Speaking outside the Home Office, she said: “The first duty of any government is to keep our country safe, to keep our communities safe and to keep our borders secure.

“That is why my first task as I go into the Home Office will be Labour’s first steps – which means trying to get neighbourhood police back on our streets, in our communities, and also setting up the new Border Security Command to go after the criminal boat gangs that are organising the dangerous boat crossings.

“We know there are a lot of challenges ahead and after 14 years there is some difficult legacy that we will inherit, and we know that that will mean hard graft and not gimmicks ahead in order to tackle that.”

So far this year 13,574 migrants have arrived in the UK after crossing the Channel, according to the latest available Home Office figures.

This is already a record for the first six months of a calendar year.

It is also 19% higher than the number recorded by this time last year (11,433) and up 5% on the same period in 2022 (12,900), according to PA news agency analysis of government data.

The tally of crossings during Rishi Sunak’s less than two-year tenure as prime minister stands at 50,637.

A group of people thought to be migrants are brought into Dover, Kent, onboard a Border Force vessel following a small boat incident in the Channel
A Border Force vessel following a small boat incident in the Channel (Gareth Fuller/PA)

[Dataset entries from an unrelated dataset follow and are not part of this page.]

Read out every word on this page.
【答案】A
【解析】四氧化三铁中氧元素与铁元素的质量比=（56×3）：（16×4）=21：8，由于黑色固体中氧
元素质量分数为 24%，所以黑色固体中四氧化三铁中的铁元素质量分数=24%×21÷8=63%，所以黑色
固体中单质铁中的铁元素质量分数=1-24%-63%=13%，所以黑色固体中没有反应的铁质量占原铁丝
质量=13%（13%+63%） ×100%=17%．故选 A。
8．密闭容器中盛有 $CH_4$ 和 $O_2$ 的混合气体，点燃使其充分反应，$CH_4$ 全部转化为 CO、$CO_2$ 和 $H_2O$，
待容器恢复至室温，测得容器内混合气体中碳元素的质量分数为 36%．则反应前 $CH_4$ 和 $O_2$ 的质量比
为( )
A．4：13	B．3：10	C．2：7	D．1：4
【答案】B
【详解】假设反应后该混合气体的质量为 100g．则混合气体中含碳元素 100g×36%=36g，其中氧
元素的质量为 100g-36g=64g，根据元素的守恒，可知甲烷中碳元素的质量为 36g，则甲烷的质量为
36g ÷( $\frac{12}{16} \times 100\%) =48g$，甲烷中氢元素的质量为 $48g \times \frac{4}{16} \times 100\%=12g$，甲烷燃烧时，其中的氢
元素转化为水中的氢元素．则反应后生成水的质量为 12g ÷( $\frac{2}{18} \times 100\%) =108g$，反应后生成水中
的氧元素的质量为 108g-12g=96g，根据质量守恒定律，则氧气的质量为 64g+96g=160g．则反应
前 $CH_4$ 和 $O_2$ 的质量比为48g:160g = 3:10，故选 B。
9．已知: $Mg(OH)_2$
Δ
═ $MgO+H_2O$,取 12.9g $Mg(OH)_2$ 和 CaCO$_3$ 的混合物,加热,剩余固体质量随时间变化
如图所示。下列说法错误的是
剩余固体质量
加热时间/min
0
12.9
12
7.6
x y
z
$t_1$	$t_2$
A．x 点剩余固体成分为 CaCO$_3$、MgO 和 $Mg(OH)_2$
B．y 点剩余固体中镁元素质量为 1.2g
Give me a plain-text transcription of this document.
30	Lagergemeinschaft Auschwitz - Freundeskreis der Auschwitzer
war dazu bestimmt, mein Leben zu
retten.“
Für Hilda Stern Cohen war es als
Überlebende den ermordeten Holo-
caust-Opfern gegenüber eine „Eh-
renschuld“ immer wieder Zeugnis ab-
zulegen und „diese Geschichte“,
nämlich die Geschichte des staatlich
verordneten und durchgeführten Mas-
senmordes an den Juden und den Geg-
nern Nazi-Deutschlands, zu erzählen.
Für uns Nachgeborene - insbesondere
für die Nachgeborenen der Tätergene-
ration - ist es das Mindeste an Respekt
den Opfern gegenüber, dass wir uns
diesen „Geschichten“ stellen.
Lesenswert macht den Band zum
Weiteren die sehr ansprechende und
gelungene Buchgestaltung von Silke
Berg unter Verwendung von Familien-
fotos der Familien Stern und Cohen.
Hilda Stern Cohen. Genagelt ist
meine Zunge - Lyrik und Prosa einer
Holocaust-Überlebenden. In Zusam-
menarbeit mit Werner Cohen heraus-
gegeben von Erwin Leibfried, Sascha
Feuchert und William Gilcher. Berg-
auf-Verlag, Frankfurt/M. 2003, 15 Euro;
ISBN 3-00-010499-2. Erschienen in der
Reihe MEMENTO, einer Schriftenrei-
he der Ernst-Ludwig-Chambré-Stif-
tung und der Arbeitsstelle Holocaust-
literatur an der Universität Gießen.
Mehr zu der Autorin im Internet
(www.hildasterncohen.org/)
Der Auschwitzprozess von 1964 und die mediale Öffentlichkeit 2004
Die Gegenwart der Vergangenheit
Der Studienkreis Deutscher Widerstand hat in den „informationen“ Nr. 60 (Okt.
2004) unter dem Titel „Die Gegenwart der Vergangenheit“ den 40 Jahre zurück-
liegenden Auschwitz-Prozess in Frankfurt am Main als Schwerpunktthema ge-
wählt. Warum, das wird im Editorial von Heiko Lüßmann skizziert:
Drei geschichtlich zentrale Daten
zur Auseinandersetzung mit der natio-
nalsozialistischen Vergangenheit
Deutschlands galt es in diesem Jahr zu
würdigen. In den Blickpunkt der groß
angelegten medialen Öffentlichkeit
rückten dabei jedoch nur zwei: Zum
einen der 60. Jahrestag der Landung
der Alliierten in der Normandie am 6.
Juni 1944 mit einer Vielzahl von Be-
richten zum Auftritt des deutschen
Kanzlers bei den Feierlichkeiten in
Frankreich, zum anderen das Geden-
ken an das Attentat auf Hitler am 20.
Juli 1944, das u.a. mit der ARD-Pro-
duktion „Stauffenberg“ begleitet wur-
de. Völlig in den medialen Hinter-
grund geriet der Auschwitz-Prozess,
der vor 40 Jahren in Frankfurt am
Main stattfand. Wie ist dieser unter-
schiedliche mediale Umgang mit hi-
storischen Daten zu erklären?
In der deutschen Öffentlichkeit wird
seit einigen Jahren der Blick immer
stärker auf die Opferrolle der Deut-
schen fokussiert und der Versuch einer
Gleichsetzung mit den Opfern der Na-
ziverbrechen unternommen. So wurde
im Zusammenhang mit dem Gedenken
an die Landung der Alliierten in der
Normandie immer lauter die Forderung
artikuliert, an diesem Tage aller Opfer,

More than 3,000 arrivals were recorded during the campaign, in which immigration was a key battleground, since the General Election was called on May 22 (3,692).

In the last six-and-a-half years, as the migrant crisis unfolded, 127,919 people have arrived in the UK after crossing the Channel, data recorded since the start of 2018 shows.

Some 82,938 have made the journey since the previous government struck the stalled deal to send migrants to Rwanda in April 2022.

And 6,907 migrants have arrived since the Safety of Rwanda Act, which was intended to pave the way for deportation flights to get off the ground, received royal assent earlier this year on April 25.

Labour’s manifesto promised to use the money saved from abandoning the Rwanda plan to pay for a new security border command to tackle the dangerous journeys, which would have “hundreds of new specialist investigators” and “use counter-terror powers to smash criminal boat gangs”.

Part of this will be addressing what the party described as the “hopeless” asylum backlog, by hiring more caseworkers to process claims, as well as addressing the millions of pounds being spent on housing asylum seekers in hotels while they await a decision.

Questions remain over whether Labour will restore rights to migrants making the journey to allow them to claim asylum again.

Yvette Cooper
Yvette Cooper is the fifth Home Secretary since the last election (Lucy North/PA)

Also on the list will be establishing more returns agreements and boosting the number of removals for migrants the government determined have no right to be in the UK – something ministers and officials have been trying to achieve since Brexit.

The manifesto also vowed to reduce levels of legal migration, but stopped short of setting a target or providing much explanation of how this could be achieved.

All the while, the crisis of confidence in policing remains prominent amid a litany of scandals about officer conduct, and the debate about how police deal with large-scale protests, including marches linked to the conflict in Gaza and disruption by climate change activists, has put politicians at loggerheads with force chiefs.

Labour promised to “return law and order to our streets”, setting out hopes of cracking down on anti-social behaviour and boosting the numbers of neighbourhood police on the streets in its manifesto.

The party wants to halve knife crime and levels of violence against women and girls within a decade, meanwhile “raising confidence in the police and criminal justice system to its highest levels”.

Ms Cooper will be faced with setting about finding ways in which these promises can be achieved.

Another long-running challenge at the Home Office is its need to bring about changes in the wake of the Windrush scandal and its ongoing mission to ensure victims are properly compensated.

A review previously found the department is at risk of another Windrush-style scandal if it does not bring about the “cultural changes required”.